Tuesday, March 8, 2011

March - The Unpredictable

"I've felt that dissatisfaction is the basis of progress. When we become satisfied in business, we become obsolete."
-- J. Willard Marriott Sr., hotel executive 

March 11, 1888 was the beginning of what would go down in history as "the Blizzard of '88." It began as light rain and turned into heavy snow in the northeast U.S., paralyzing major cities for days. More than 400 people died as a result of the storm.  

Makes people in the Northeast a bit leery I'm sure as that date approaches while there are storms threatening across the country. 

Here in Wisconsin we had a fine, fine snow all morning and it has now changed to light mist-like rain as our temperatures reached 33 degrees. The sky is a summer dark. Clouded, gray skies have that gloomy, storm nearby-look, with the kind of heavy lead-like looking clouds that signify something is on the horizon. 

Late tonight snow warnings are posted for us. We expect up to 8 inches of the heavy, wet, white to fall.  Winter refuses to believe what the ground hogs said about spring coming early this year.  We can't all be right all the time, can we?

You have to admit it's beautiful though isn't it? The picture is from friend and photographer Sherri Palm.

And weather can add something to your writing from angst - a feeling of claustrophobic isolation to the warmth of a roaring fireplace while the North Wind rages outside. Think about it...it plays part in my candlelight series...Death by Candlelight and Candlelight and Shadows.
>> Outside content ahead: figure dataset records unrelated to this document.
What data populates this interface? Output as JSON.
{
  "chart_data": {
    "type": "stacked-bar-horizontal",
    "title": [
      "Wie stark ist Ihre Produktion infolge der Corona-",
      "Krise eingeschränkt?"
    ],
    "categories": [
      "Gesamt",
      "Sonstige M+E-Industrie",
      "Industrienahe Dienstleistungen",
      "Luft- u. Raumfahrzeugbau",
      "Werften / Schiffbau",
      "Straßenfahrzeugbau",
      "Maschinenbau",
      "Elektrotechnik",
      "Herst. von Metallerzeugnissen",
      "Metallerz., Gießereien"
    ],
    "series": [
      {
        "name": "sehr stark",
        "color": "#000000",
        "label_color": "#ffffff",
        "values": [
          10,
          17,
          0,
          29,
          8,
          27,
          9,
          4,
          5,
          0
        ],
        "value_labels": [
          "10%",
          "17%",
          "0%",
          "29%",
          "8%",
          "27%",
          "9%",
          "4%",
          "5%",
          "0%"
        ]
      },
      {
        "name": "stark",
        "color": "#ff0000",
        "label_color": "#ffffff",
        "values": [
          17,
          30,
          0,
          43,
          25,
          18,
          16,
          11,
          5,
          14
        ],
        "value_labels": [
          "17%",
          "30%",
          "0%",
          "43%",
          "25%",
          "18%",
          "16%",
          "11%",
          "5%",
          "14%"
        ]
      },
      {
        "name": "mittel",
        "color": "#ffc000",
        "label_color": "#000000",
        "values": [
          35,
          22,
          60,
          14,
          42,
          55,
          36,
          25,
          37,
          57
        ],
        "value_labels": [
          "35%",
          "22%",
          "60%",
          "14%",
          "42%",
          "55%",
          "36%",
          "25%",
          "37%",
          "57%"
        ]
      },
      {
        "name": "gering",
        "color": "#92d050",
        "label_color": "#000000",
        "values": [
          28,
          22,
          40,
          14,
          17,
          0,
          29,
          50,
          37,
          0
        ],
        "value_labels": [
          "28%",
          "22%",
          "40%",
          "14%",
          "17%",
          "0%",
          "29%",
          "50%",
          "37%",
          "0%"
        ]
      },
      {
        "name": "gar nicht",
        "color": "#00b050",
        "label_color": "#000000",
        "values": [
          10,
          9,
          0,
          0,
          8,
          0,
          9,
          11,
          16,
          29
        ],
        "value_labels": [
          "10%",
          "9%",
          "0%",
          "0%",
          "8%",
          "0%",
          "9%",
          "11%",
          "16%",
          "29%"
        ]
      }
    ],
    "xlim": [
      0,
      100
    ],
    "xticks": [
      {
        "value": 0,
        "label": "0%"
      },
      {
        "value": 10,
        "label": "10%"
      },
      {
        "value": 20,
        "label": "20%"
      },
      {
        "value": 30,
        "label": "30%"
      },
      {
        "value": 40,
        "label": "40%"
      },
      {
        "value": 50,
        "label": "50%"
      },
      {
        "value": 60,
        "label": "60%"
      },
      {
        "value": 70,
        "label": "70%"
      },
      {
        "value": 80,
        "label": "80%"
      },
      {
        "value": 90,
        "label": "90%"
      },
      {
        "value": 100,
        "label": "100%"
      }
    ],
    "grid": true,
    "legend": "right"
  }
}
**See the new covers - for print books the new covers will ship for electronic the old covers will be included with download. {author's note}


Sylvia Kaye Hamilton said...

Very inspiring Billie. I love the description, except I almost had to put a sweater on just reading it. Imagery is wonderful.

I think that is an important part of writing.

Great Blog!

Pee Wee

Word Crafter said...

Thanks Pee Wee I take this as a supreme compliment coming from you the Mistress of making content real. Thanks for stopping by.